Cook the turnip greens according to package directions, omitting salt. Drain well and set aside.
Preheat the oven to broil.
Cook the bacon in a large, deep pan or Dutch oven over medium heat for 5 to 6 minutes or until crisp. Remove the bacon to a paper-towel lined plate to drain.
Discard all but one tablespoon of the bacon drippings, leaving it in the pan.
To the hot drippings, add the onion and garlic and sauté for about 4 minutes or until onions begin to appear translucent.
Add the wine and cook an additional 2 minutes while stirring to loosen any particles from the bottom of the pan.

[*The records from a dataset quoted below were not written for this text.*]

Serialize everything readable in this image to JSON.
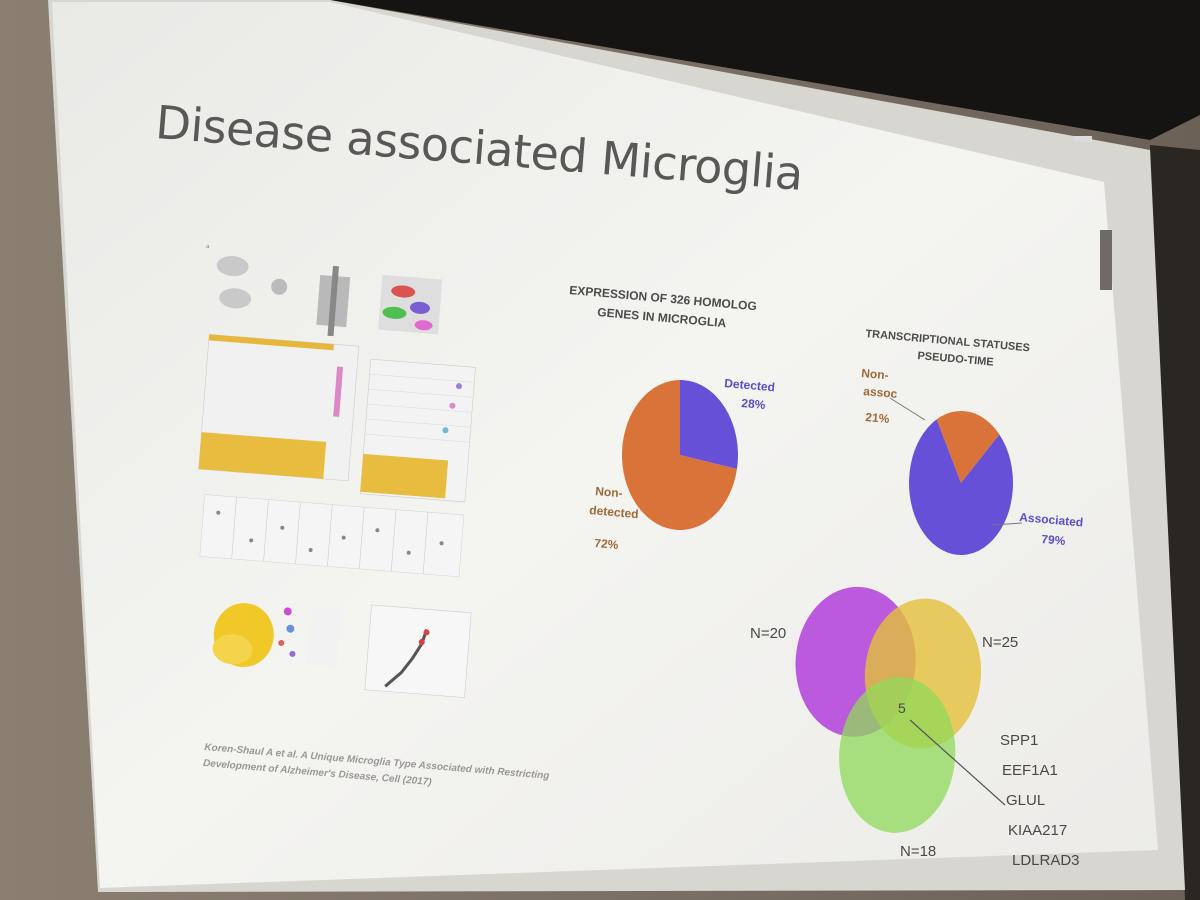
{
  "slide": {
    "title": "Disease associated Microglia",
    "citation_line1": "Koren-Shaul A et al. A Unique Microglia Type Associated with Restricting",
    "citation_line2": "Development of Alzheimer's Disease, Cell (2017)"
  },
  "pie1": {
    "title_line1": "EXPRESSION OF 326 HOMOLOG",
    "title_line2": "GENES IN MICROGLIA",
    "detected_label": "Detected",
    "detected_pct": "28%",
    "nondetected_label_line1": "Non-",
    "nondetected_label_line2": "detected",
    "nondetected_pct": "72%"
  },
  "pie2": {
    "title_line1": "TRANSCRIPTIONAL STATUSES",
    "title_line2": "PSEUDO-TIME",
    "nonassoc_label_line1": "Non-",
    "nonassoc_label_line2": "assoc",
    "nonassoc_pct": "21%",
    "associated_label": "Associated",
    "associated_pct": "79%"
  },
  "venn": {
    "n_left": "N=20",
    "n_right": "N=25",
    "n_bottom": "N=18",
    "intersection": "5",
    "genes": [
      "SPP1",
      "EEF1A1",
      "GLUL",
      "KIAA217",
      "LDLRAD3"
    ]
  },
  "chart_data": [
    {
      "type": "pie",
      "title": "EXPRESSION OF 326 HOMOLOG GENES IN MICROGLIA",
      "categories": [
        "Detected",
        "Non-detected"
      ],
      "values": [
        28,
        72
      ],
      "colors": [
        "#6650d8",
        "#d9733a"
      ]
    },
    {
      "type": "pie",
      "title": "TRANSCRIPTIONAL STATUSES PSEUDO-TIME",
      "categories": [
        "Non-assoc",
        "Associated"
      ],
      "values": [
        21,
        79
      ],
      "colors": [
        "#d9733a",
        "#6650d8"
      ]
    }
  ],
  "colors": {
    "screen": "#f2f1ee",
    "purple_slice": "#6650d8",
    "orange_slice": "#d9733a",
    "venn_purple": "#b23fd9",
    "venn_yellow": "#e3c03a",
    "venn_green": "#8fd95a"
  }
}
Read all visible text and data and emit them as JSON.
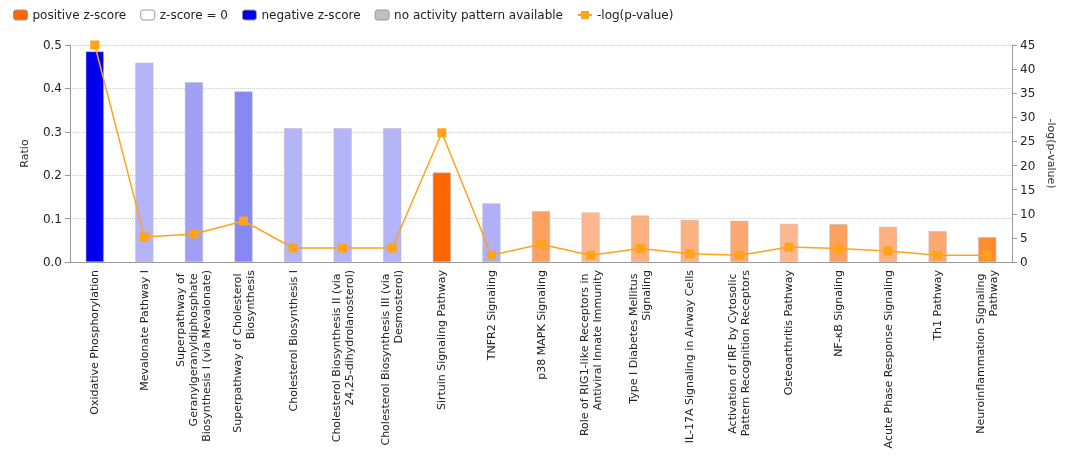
{
  "chart_data": {
    "type": "bar",
    "ylabel": "Ratio",
    "y2label": "-log(p-value)",
    "categories": [
      "Oxidative Phosphorylation",
      "Mevalonate Pathway I",
      "Superpathway of Geranylgeranyldiphosphate Biosynthesis I (via Mevalonate)",
      "Superpathway of Cholesterol Biosynthesis",
      "Cholesterol Biosynthesis I",
      "Cholesterol Biosynthesis II (via 24,25-dihydrolanosterol)",
      "Cholesterol Biosynthesis III (via Desmosterol)",
      "Sirtuin Signaling Pathway",
      "TNFR2 Signaling",
      "p38 MAPK Signaling",
      "Role of RIG1-like Receptors in Antiviral Innate Immunity",
      "Type I Diabetes Mellitus Signaling",
      "IL-17A Signaling in Airway Cells",
      "Activation of IRF by Cytosolic Pattern Recognition Receptors",
      "Osteoarthritis Pathway",
      "NF-κB Signaling",
      "Acute Phase Response Signaling",
      "Th1 Pathway",
      "Neuroinflammation Signaling Pathway"
    ],
    "series": [
      {
        "name": "positive z-score",
        "color": "#ff6600",
        "values": [
          null,
          null,
          null,
          null,
          null,
          null,
          null,
          0.206,
          null,
          0.117,
          0.114,
          0.107,
          0.097,
          0.095,
          0.088,
          0.087,
          0.081,
          0.071,
          0.057
        ],
        "colors": [
          null,
          null,
          null,
          null,
          null,
          null,
          null,
          "#ff6600",
          null,
          "#fda060",
          "#fdb890",
          "#fdb080",
          "#fdb080",
          "#fda870",
          "#fdb890",
          "#fda060",
          "#fdb080",
          "#fda870",
          "#fd8c30"
        ]
      },
      {
        "name": "z-score = 0",
        "color": "#ffffff",
        "values": [
          null,
          null,
          null,
          null,
          null,
          null,
          null,
          null,
          null,
          null,
          null,
          null,
          null,
          null,
          null,
          null,
          null,
          null,
          null
        ]
      },
      {
        "name": "negative z-score",
        "color": "#0000ee",
        "values": [
          0.485,
          0.459,
          0.414,
          0.393,
          0.308,
          0.308,
          0.308,
          null,
          0.135,
          null,
          null,
          null,
          null,
          null,
          null,
          null,
          null,
          null,
          null
        ],
        "colors": [
          "#0000ee",
          "#b4b4f8",
          "#a0a0f4",
          "#8888f2",
          "#b4b4f8",
          "#b4b4f8",
          "#b4b4f8",
          null,
          "#b0b0f8",
          null,
          null,
          null,
          null,
          null,
          null,
          null,
          null,
          null,
          null
        ]
      },
      {
        "name": "no activity pattern available",
        "color": "#c0c0c0",
        "values": [
          null,
          null,
          null,
          null,
          null,
          null,
          null,
          null,
          null,
          null,
          null,
          null,
          null,
          null,
          null,
          null,
          null,
          null,
          null
        ]
      },
      {
        "name": "-log(p-value)",
        "type": "line",
        "axis": "y2",
        "color": "#ffa31a",
        "marker": "square",
        "values": [
          45,
          5.2,
          5.8,
          8.5,
          2.9,
          2.9,
          2.9,
          26.8,
          1.4,
          3.7,
          1.4,
          2.8,
          1.7,
          1.4,
          3.1,
          2.8,
          2.3,
          1.4,
          1.4
        ]
      }
    ],
    "ylim": [
      0,
      0.5
    ],
    "yticks": [
      {
        "value": 0,
        "label": "0.0"
      },
      0.1,
      0.2,
      0.3,
      0.4,
      0.5
    ],
    "y2lim": [
      0,
      45
    ],
    "y2ticks": [
      0,
      5,
      10,
      15,
      20,
      25,
      30,
      35,
      40,
      45
    ],
    "grid": "y",
    "legend": "top left"
  }
}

Stir in the cooked, well-drained turnip greens, cream cheese, sour cream, red pepper flakes, salt, ground pepper and ½ cup of the Parmesan cheese.
Cook, stirring frequently until the cream cheese is completely melted and the mixture is heated through, about 6-7 minutes.
Transfer the mixture to a lightly greased 8x8 baking dish. Sprinkle the top with the remaining ¼ cup Parmesan cheese.
Broil for 4 to 5 minutes or until the Parmesan cheese is very lightly browned.
Remove from the oven and sprinkle with the reserved bacon.
Serve with assorted crackers and tortilla chips.